Energiemonitoring & Datenintelligenz
Energiedaten die Klarheit schaffen – Betriebskosten senken.
Wir visualisieren Energieflüsse, prüfen Datenplausibilität, zeigen Einsparpotenziale (10–25%) und liefern Business Cases mit realistischen Prognosen.
Passen diese Punkte zu Ihnen? Sprechen Sie mit uns:
- Energiekosten (OPEX) dauerhaft zu hoch, Ursache unklar.
- Messinfrastruktur lückenhaft oder veraltet.
- Einsparpotenziale vorhanden, aber nicht lokalisierbar.
- Maßnahmenwirkung unvorhersehbar.
Ohne zuverlässige Daten: Investitionen aus Bauchgefühl.
Fehlerhafte oder weiche Energiedaten führen außerdem zu:
- Mangelhafter Priorisierung und wenig Planungssicherheit.
- Fehlenden Benchmarks -> keine Vergleichsmöglichkeit über Standorte/Anlagen.
- Ungenutzten Potenzialen, verfehlten CO₂-Zielen/Förderungen.
Unsere Vorgehensweise.
1. Messpunkte identifizieren und priorisieren, Daten prüfen, plausibilisieren und qualitativ bewerten.
2. Erstellung normalisierter Monitoring-Kennzahlen (KPIs/ENPIs), priorisierter Maßnahmenplan (Nutzen, Einsparung, Invest, Risiko),
3. Dashboard-Konzept für Energiemonitoring + Schulung für Qualitätssicherung inhouse .

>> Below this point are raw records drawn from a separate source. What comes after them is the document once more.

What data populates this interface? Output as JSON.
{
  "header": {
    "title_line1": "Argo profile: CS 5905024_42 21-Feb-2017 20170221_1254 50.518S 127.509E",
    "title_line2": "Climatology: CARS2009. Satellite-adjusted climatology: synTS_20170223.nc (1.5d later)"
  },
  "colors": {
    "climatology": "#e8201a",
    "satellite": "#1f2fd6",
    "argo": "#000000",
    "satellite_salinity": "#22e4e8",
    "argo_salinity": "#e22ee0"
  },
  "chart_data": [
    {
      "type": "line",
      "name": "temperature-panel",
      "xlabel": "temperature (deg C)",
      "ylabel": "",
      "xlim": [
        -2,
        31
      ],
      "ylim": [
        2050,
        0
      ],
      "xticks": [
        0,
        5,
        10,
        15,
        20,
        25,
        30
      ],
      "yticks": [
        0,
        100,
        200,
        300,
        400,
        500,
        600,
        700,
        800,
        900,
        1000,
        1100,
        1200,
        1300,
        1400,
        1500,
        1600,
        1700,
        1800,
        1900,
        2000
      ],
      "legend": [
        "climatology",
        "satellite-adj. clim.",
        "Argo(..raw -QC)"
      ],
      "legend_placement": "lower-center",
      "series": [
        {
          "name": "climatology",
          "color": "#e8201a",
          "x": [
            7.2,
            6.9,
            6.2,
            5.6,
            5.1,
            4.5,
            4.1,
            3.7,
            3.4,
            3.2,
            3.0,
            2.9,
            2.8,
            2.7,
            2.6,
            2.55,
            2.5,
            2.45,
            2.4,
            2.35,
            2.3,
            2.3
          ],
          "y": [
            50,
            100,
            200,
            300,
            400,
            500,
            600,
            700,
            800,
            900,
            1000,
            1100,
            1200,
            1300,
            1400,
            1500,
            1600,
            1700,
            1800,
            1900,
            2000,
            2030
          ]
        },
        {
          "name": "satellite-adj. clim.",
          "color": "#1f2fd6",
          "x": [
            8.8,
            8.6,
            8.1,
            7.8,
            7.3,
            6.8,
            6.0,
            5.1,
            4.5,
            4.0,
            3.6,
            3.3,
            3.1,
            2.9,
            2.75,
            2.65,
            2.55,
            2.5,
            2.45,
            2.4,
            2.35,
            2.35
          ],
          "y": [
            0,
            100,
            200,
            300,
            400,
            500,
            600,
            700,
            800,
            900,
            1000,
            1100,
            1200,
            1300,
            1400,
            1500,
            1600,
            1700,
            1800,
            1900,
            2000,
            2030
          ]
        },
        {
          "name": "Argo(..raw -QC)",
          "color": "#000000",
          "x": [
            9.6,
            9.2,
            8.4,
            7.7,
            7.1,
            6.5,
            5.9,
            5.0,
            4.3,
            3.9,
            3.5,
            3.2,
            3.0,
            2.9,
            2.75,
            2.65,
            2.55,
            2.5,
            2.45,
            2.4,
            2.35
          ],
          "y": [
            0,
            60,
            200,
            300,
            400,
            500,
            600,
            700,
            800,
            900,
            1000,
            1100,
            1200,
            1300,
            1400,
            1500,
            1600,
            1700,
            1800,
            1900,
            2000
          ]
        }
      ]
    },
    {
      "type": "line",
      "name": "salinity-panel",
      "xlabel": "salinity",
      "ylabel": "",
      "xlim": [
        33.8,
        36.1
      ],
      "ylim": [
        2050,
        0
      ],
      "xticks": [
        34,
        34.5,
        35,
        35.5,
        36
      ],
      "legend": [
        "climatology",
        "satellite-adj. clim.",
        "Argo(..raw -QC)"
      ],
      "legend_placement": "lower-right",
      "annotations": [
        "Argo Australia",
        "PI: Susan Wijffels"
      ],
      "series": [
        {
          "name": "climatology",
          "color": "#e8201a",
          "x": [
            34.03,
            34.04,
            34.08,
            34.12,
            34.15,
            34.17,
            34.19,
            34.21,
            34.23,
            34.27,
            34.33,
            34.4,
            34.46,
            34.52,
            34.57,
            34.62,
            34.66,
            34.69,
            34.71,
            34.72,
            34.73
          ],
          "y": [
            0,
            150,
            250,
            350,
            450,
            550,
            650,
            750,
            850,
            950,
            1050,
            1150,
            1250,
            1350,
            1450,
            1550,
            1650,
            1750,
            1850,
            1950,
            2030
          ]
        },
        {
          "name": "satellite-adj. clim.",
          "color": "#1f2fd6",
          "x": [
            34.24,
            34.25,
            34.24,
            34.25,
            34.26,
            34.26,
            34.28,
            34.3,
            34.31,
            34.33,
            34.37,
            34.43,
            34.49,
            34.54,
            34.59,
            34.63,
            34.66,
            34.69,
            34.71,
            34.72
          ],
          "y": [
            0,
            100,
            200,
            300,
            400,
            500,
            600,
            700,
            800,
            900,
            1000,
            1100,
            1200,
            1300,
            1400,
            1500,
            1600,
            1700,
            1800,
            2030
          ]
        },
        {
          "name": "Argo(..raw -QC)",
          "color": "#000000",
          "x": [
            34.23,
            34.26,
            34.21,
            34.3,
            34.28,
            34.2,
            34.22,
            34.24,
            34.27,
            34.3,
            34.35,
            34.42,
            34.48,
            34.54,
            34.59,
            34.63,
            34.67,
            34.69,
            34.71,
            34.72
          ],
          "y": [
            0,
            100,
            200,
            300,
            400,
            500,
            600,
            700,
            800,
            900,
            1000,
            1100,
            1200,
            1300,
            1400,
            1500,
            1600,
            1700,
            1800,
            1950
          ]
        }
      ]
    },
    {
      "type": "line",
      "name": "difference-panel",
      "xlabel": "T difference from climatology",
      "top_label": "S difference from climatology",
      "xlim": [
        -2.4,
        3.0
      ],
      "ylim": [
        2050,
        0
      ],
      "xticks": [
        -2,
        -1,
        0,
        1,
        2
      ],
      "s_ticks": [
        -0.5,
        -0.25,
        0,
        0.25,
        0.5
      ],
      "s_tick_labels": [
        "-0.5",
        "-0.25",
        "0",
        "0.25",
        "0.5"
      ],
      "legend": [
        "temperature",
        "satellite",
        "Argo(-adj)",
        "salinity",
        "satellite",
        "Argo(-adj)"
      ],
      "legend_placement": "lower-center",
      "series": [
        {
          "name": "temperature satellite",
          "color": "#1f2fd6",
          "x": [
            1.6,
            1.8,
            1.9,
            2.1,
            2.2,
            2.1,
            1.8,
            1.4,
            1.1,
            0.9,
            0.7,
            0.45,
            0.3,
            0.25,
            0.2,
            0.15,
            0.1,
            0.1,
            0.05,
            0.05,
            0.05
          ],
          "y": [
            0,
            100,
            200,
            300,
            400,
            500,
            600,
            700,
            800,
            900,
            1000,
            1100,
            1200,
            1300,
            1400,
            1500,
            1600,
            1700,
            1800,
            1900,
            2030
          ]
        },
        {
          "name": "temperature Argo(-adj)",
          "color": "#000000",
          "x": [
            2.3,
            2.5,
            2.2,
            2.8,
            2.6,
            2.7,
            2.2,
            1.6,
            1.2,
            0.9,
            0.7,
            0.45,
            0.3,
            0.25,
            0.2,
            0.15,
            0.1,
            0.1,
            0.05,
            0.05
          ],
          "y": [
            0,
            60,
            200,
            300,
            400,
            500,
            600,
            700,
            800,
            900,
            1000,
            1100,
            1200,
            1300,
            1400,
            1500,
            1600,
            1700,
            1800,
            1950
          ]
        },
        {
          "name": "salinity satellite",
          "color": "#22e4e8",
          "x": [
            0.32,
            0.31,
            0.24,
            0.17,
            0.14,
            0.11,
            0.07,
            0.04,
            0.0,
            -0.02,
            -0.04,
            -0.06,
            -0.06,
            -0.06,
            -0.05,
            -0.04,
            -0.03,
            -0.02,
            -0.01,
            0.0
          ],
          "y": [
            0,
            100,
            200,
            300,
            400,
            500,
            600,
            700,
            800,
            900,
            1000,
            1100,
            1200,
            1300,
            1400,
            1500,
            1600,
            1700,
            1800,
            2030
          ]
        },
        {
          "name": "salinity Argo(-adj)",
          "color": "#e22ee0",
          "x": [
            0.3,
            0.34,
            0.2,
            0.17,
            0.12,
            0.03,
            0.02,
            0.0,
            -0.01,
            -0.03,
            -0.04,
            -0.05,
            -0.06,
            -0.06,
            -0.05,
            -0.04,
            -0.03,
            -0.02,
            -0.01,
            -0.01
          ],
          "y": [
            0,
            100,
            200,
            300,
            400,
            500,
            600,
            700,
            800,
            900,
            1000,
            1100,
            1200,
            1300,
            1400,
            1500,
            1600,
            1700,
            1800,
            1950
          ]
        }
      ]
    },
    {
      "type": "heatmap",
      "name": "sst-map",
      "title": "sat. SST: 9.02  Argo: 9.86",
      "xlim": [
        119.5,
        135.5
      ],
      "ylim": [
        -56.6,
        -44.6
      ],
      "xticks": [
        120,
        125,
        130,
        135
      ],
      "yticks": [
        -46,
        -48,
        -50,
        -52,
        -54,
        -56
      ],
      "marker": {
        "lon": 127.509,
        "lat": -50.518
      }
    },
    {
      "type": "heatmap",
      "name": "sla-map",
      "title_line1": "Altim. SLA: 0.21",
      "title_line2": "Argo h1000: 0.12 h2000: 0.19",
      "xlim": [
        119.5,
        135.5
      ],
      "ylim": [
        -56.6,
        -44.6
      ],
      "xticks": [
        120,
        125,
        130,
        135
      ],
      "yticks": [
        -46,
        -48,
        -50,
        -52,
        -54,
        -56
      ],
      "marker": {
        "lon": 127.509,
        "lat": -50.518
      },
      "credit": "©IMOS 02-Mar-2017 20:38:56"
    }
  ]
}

4. Optional: Voll-Service-Monitoring mit professioneller Energiemonitoring Software (ISO 50001) oder Qualitätssicherung als Dienstleistung.
Erzielbare Ergebnisse mit Monitoring – Fallbeispiele aus 10 Jahren Praxis.
Fall 1: Effizienzassistenten (2000 MWh/a, multi-Standort):
Datenwege + Kennzahlen → 15% Verbrauchsreduktion = 30.000 €/a Einsparung.
Fall 2: Monitoring-Konzept (9500 MWh/a, Freizeitbetrieb):
Potenzialstudie + Investplan → Einsparungen 7–12 × der jährlichen Monitoring-Kosten. Bei einer Verbrauchsreduktion von 3 % ergibt sich – nach Abzug aller Monitoring-Kosten – eine jährliche Netto-Entlastung von rund 20.000 €.
Ihr Nutzen.
Sie können folgende Ergebnisse erhalten, wenn Sie sich entscheiden, zum Thema Energiemonitoring einen oder mehrere Schritte weiterzugehen.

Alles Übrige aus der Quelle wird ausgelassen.